Bard is also integrated with YouTube, Maps and several other Alphabet products:
Currently, Bard doesn’t seem to use your data, such as YouTube subscriptions and saved places in Maps. Once this happens, Bard will be leaps ahead of the competition. You can ask it for things like “show me a video on youtube about chernobyl”, which brings back relevant results. While this is certainly being routed to the video search API, it feels really consistent.
Another example, the integration with Maps is pretty slick:
Oh dear, Apple.
I’ve been quite positive about Apple’s iPhones having a competitive advantage in edge AI capabilities but, to be blunt, they’ve dropped the ball.
It is said that we could expect a revamped LLM-powered Siri on the iPhone 16 launched at WWDC 2024, which isn’t until next Spring, with other outlets saying that it will be the end of 2024, and the launch of iOS 18, before AI features make it to the iPhone. That just shows how far behind Apple are behind the curve. Very disappointing.
Nothing to see here.
I’m not a Samsung fan, I don’t believe premium prices should mean you’re burdened with crappy partner apps on your phone you can’t uninstall, but Samsung have leapfrogged Apple with the launch of Gauss.
Gauss, supposedly coming out for the Galaxy S24, will be a multi-modal model integrated deeply into Samsung phones. You’ll be able to use Gauss to write your emails, summarise documents, perform translations, etc. It even supports code and image generation.
It’s almost a shame people will just switch over to the Bard app instead as soon as they buy a Galaxy S24!
What fresh AI hell awaits us in 2024?
I’d put money on us seeing GPT-5 in the first half of next year, I expect it will be a more comprehensively integrated multi-modal model. I think this will be reinforced with a dropping of the names Codex, Whisper and DALL-E too.

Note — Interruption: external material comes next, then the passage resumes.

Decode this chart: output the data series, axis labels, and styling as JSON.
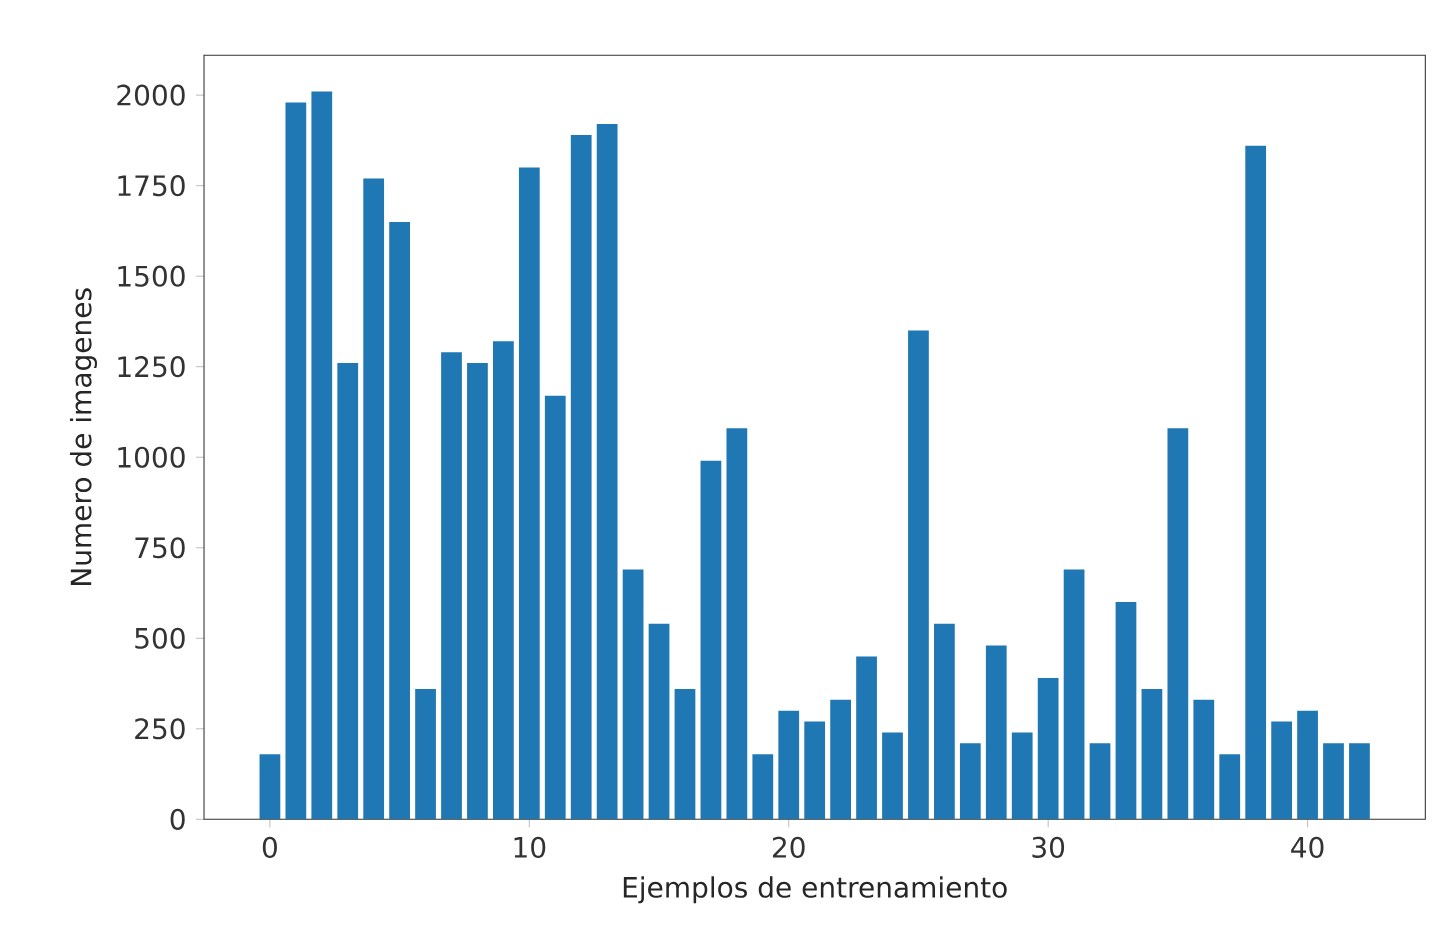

Now that Google has a competitive advantage and a model that isn’t “useless“, you can expect them to integrate it into all your Google apps – Gmail, Youtube, Maps, etc. The next big phase of Gemini will undoubtedly be bringing more of your data into the context so that responses are uniquely personal to you.
OpenAI can’t compete when it comes to YOUR data, just on the data it is trained on, so I think Google has a real competitive advantage, and Bard has a real chance of being the Killer App for AI.
I believe the Google/Apple anti-trust lawsuit will have an impact on what AI looks like for Apple users. Apple is unlikely to get near what Bard and ChatGPT are already capable of in the next few months so Apple will look at other solutions. If the antitrust case rules that there is no monopoly problems, one option for Apple would be to further integrate Google into iOS. Replace Siri with Bard (but still call it Siri), and introduce a range of specialised features for iMessage, Watch, AirPods, Apple Maps, CarPlay etc that are all based around Google’s AI. Apple’s hardware and design prowess meets Google’s software dabhandery, that’s a recipe made in tech heaven!